Approda domani in Cassazione la patata bollente dell’inchiesta senza reato sull’archivio di Paolo Persichetti che resta sotto sequestro nonostante il Riesame abbia azzerato le accuse di associazione sovversiva e favoreggiamento di latitanti suggerendo quella di violazione del segreto politico e il gip abbia scritto che manca un capo di incolpazione minimamente delineato.

Nessuno però si vuole prendere la responsabilità di dissequestrare l’archivio “sigillato” l’8 giugno scorso. Il gip che pure aveva messo nero su bianco ricordando alla procura che la giustizia non ha tempo da perdere né soldi da buttare decideva di non decidere sull’istanza di dissequestro presentata dall’avvocato Francesco Romeo probabilmente anche perché si avvicinava l’udienza in Cassazione.

Insomma continua una sorta di caccia al reato nell’ambito dell’ennesimo filone di inchiesta sull’affare Moro. L’indagine romana coordinata dal pm Eugenio Albamonte di Magistratura Democratica è figlia di un’inchiesta nata a Milano su presunti “fiancheggiatori” della latitanza di Cesare Battisti. La Digos del capoluogo lombardo firmava una relazione in cui chiedeva alla procura di perquisire Persichetti. Il procuratore aggiunto Alberto Nobili non certo l’ultimo arrivato in materia di indagini non solo non aderiva alla richiesta della polizia ma chiedeva e otteneva l’archiviazione.

Dopodiché scendeva in capo la procura di Roma in relazione alla diffusione da parte di Persichetti di bozze di relazioni della commissione parlamentare di inchiesta sul caso Moro e su contatti con Alvaro Lojacono Baragiola condannato per via Fani ma mai estradato in quanto cittadino svizzero.

Ammesso e non concesso che quelle carte della commissione potessero essere considerate segrete va sottolineato lo strano comportamento della procura di Roma che accusa da un lato Persichetti di avere diffuso informazioni riservate ma dall’altro lato ha sempre ignorato le ripetute fughe di notizie che hanno caratterizzato l’attività della commissione parlamentare presieduta da Giuseppe Fioroni.

Lo stesso Fioroni che è stato sentito come testimone nell’indagine su Persichetti. C’è un gioco di complicità tra la commissione che non c’è più perché non rinnovata in questa legislatura e la procura di Roma che ne continua l’attività a caccia di misteri inesistenti nell’affare Moro.
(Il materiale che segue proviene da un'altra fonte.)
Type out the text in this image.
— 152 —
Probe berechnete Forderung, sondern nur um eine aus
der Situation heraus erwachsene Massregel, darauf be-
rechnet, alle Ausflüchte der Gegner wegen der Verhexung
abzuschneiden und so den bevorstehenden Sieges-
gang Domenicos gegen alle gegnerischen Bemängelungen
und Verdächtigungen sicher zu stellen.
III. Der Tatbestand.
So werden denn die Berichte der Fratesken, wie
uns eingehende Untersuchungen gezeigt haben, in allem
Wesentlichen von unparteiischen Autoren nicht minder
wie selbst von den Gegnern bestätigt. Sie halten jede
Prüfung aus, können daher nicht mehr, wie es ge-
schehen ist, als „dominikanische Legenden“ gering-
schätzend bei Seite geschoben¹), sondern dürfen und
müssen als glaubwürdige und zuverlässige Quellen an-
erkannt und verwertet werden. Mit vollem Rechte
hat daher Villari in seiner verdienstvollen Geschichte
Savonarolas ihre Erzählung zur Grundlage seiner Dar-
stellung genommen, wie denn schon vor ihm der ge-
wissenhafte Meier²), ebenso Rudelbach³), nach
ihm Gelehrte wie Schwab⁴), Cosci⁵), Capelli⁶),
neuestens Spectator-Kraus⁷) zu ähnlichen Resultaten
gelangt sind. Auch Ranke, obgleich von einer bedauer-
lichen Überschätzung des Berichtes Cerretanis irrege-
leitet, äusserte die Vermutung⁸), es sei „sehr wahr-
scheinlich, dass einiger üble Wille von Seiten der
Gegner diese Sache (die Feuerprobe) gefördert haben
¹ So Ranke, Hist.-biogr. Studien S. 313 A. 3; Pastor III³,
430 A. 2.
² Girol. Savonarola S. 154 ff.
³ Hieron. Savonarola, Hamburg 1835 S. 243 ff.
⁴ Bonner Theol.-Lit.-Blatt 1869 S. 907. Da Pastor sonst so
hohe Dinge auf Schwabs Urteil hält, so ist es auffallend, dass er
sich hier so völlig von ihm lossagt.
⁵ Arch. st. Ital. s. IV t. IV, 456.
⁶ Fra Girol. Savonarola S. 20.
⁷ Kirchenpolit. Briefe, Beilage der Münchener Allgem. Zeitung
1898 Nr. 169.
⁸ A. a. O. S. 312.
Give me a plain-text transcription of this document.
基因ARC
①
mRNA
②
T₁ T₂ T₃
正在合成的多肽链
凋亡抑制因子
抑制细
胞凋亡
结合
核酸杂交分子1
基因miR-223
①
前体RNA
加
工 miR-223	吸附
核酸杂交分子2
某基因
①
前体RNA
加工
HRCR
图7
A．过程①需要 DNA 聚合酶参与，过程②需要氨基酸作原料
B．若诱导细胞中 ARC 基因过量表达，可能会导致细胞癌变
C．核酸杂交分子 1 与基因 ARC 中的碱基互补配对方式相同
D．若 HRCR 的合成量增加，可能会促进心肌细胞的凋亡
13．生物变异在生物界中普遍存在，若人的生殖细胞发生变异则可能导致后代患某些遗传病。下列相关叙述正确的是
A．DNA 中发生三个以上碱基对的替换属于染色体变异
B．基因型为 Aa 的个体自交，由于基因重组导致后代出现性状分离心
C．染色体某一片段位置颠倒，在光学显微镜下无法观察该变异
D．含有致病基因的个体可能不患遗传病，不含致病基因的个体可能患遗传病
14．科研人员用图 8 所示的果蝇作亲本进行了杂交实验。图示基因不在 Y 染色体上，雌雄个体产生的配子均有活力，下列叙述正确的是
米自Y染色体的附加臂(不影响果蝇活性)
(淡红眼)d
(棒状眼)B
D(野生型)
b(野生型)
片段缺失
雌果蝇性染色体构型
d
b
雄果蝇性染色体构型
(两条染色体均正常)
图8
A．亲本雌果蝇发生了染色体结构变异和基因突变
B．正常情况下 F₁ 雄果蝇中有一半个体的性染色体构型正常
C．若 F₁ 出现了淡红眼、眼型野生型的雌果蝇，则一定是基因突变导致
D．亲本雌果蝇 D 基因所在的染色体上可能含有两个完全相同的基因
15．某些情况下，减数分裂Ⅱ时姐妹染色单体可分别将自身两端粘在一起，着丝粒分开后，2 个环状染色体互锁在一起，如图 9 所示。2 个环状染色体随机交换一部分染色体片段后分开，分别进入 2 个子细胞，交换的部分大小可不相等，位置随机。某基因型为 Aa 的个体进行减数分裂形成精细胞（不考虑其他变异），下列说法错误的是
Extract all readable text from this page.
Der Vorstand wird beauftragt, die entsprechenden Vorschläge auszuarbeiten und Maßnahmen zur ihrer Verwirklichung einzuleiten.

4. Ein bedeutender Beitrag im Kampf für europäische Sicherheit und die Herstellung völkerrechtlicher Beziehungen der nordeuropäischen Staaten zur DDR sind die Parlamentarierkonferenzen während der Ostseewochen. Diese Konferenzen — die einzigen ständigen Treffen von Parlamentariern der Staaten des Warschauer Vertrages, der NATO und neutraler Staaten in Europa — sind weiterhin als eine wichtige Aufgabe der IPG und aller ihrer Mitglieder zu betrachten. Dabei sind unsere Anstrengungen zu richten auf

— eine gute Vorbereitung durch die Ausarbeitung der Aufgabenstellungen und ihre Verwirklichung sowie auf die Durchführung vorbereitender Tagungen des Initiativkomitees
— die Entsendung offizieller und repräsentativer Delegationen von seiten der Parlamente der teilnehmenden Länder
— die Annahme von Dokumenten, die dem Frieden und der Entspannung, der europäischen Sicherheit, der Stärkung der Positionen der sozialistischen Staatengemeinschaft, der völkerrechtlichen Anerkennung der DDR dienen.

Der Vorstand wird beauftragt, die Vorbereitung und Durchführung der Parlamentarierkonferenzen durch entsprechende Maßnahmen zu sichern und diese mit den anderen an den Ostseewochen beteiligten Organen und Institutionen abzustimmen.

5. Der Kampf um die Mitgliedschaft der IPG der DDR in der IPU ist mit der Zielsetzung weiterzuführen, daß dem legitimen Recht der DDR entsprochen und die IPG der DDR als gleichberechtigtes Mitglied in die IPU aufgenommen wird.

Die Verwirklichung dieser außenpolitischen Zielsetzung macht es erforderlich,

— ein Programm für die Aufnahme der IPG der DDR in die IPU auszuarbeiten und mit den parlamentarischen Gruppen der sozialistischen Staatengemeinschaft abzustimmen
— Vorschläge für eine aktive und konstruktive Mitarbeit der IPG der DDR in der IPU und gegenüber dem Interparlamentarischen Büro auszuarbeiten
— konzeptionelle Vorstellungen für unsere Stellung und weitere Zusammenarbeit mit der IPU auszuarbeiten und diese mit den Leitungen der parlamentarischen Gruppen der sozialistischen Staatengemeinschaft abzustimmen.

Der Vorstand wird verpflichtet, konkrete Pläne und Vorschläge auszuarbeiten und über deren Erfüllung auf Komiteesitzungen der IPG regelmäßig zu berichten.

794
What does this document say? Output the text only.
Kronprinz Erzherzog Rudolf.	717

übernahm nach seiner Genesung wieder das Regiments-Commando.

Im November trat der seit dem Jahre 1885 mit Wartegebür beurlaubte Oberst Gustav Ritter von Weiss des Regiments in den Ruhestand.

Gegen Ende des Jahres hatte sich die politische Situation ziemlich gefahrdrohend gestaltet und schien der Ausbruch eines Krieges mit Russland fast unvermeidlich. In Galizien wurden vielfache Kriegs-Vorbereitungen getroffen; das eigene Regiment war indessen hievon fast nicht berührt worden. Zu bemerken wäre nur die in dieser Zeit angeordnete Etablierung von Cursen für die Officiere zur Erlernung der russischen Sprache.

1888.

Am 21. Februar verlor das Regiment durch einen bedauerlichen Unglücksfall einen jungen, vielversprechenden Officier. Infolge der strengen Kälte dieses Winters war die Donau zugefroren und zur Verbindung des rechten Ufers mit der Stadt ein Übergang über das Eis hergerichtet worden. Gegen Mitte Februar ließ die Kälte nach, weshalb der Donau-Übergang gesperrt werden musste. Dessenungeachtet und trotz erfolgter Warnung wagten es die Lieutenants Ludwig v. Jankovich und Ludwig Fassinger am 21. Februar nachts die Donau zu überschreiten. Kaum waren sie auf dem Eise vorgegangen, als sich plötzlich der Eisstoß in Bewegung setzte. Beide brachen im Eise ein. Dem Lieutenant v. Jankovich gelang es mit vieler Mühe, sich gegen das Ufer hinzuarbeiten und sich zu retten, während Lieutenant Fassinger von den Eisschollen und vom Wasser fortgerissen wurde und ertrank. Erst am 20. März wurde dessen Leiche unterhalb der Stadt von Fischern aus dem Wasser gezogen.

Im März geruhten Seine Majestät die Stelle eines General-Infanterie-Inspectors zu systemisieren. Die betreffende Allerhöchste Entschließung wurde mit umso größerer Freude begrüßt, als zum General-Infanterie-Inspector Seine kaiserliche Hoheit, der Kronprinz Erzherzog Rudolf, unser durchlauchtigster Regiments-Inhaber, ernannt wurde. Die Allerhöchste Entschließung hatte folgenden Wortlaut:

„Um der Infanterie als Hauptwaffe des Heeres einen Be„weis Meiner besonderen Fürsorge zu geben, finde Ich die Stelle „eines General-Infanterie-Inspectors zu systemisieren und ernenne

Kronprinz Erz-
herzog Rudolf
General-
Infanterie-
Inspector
Sono almeno cinque le fughe di notizie relative a carte della commissione sulle quali la procura si è ben guardata dall’indagare a cominciare dalla deposizione del boss Raffaele Cutolo.
Dopo quattro cambi del capo di imputazione spetta alla Cassazione la scelta: o dissequestrare l’archivio azzerando tutto oppure ritenere valido il reato di violazione del segreto politico per far proseguire un’indagine più che zoppa. In realtà il problema è politico. Quello della ricerca storica indipendente dai poteri. Il lavoro di Persichetti dà fastidio perché facente parte dell’attività di un intraneo al tentativo di rivoluzione fallita. Il messaggio è che gli sconfitti non hanno diritto di ricostruire la storia. Paradossalmente però nel caso specifico sono i contenuti della commissione e della procura a essere in contrasto con la verità emersa da ben sei processi: dietro le Br c’erano solo le Br. Ma per ragioni di propaganda non ne vogliono prendere atto e indagano senza neanche riuscire a trovare un reato.